Hollow/porous nanomaterials are widely applicable in various fields. The last few years have witnessed increasing interest in the nanoscale Kirkendall effect as a versatile route to fabricate hollow/porous nanostructures. The transformation of Cu–Co Prussian blue analogue (CuCo-PBA) and FeFe-PBA nanocubes into CuO/Co₃O₄ and Fe₂O₃ nanoframes is based on two types of nanoscale Kirkendall effect, which are related to solid–solid interfacial oxidation and solid–gas interfacial reaction, respectively. Both CuO/Co₃O₄ and Fe₂O₃ nanoframe electrodes exhibit high reversible discharge capacity, good rate performance and long cycling stability. Moreover, an asymmetric supercapacitor (ASC) is assembled by using CuO/Co₃O₄ as a cathode and Fe₂O₃ as an anode, respectively.
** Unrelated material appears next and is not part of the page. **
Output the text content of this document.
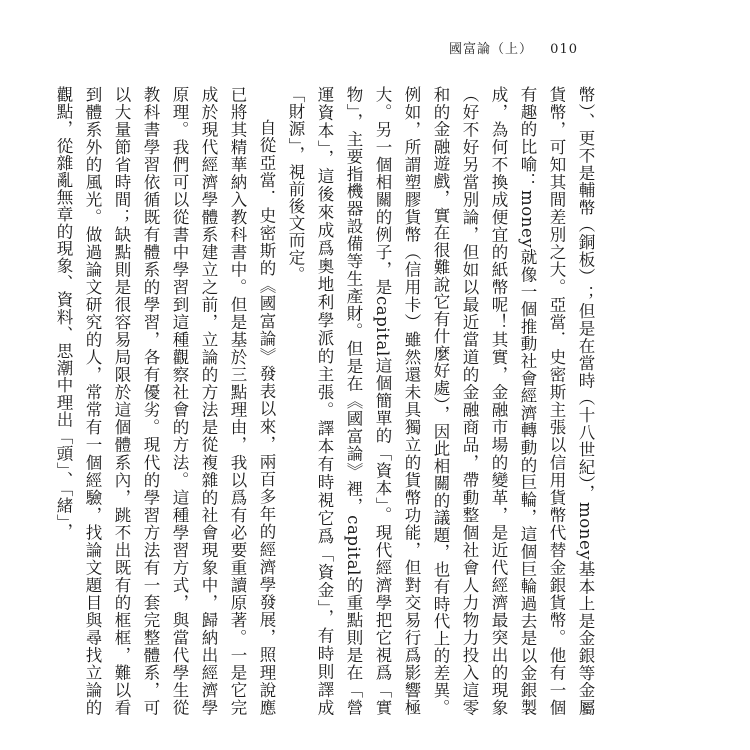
國富論（上） 010

幣）、更不是輔幣（銅板）；但是在當時（十八世紀），money基本上是金銀等金屬貨幣，可知其間差別之大。亞當．史密斯主張以信用貨幣代替金銀貨幣。他有一個有趣的比喻：money就像一個推動社會經濟轉動的巨輪，這個巨輪過去是以金銀製成，為何不換成便宜的紙幣呢！其實，金融市場的變革，是近代經濟最突出的現象（好不好另當別論，但如以最近當道的金融商品，帶動整個社會人力物力投入這零和的金融遊戲，實在很難說它有什麼好處），因此相關的議題，也有時代上的差異。例如，所謂塑膠貨幣（信用卡）雖然還未具獨立的貨幣功能，但對交易行爲影響極大。另一個相關的例子，是capital這個簡單的「資本」。現代經濟學把它視爲「實物」，主要指機器設備等生產財。但是在《國富論》裡，capital的重點則是在「營運資本」，這後來成爲奧地利學派的主張。譯本有時視它爲「資金」，有時則譯成「財源」，視前後文而定。

自從亞當．史密斯的《國富論》發表以來，兩百多年的經濟學發展，照理說應已將其精華納入教科書中。但是基於三點理由，我以爲有必要重讀原著。一是它完成於現代經濟學體系建立之前，立論的方法是從複雜的社會現象中，歸納出經濟學原理。我們可以從書中學習到這種觀察社會的方法。這種學習方式，與當代學生從教科書學習依循既有體系的學習，各有優劣。現代的學習方法有一套完整體系，可以大量節省時間；缺點則是很容易局限於這個體系內，跳不出既有的框框，難以看到體系外的風光。做過論文研究的人，常常有一個經驗，找論文題目與尋找立論的觀點，從雜亂無章的現象、資料、思潮中理出「頭」、「緒」，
The ASC can be operated in a wide potential range of 1.4 V with a large specific capacity of 181.8 F g⁻¹, a high energy density of 48.77 W h kg⁻¹ (at 751.2 W kg⁻¹), an outstanding power density of 3657.8 W kg⁻¹ (at 32.9 W h kg⁻¹) and a good capacity retention (73.68%) after 6000 galvanostatic charge–discharge cycles, together with excellent flexibility. The ASC in series can power a LED and work stably under water conditions, delivering excellent practicability.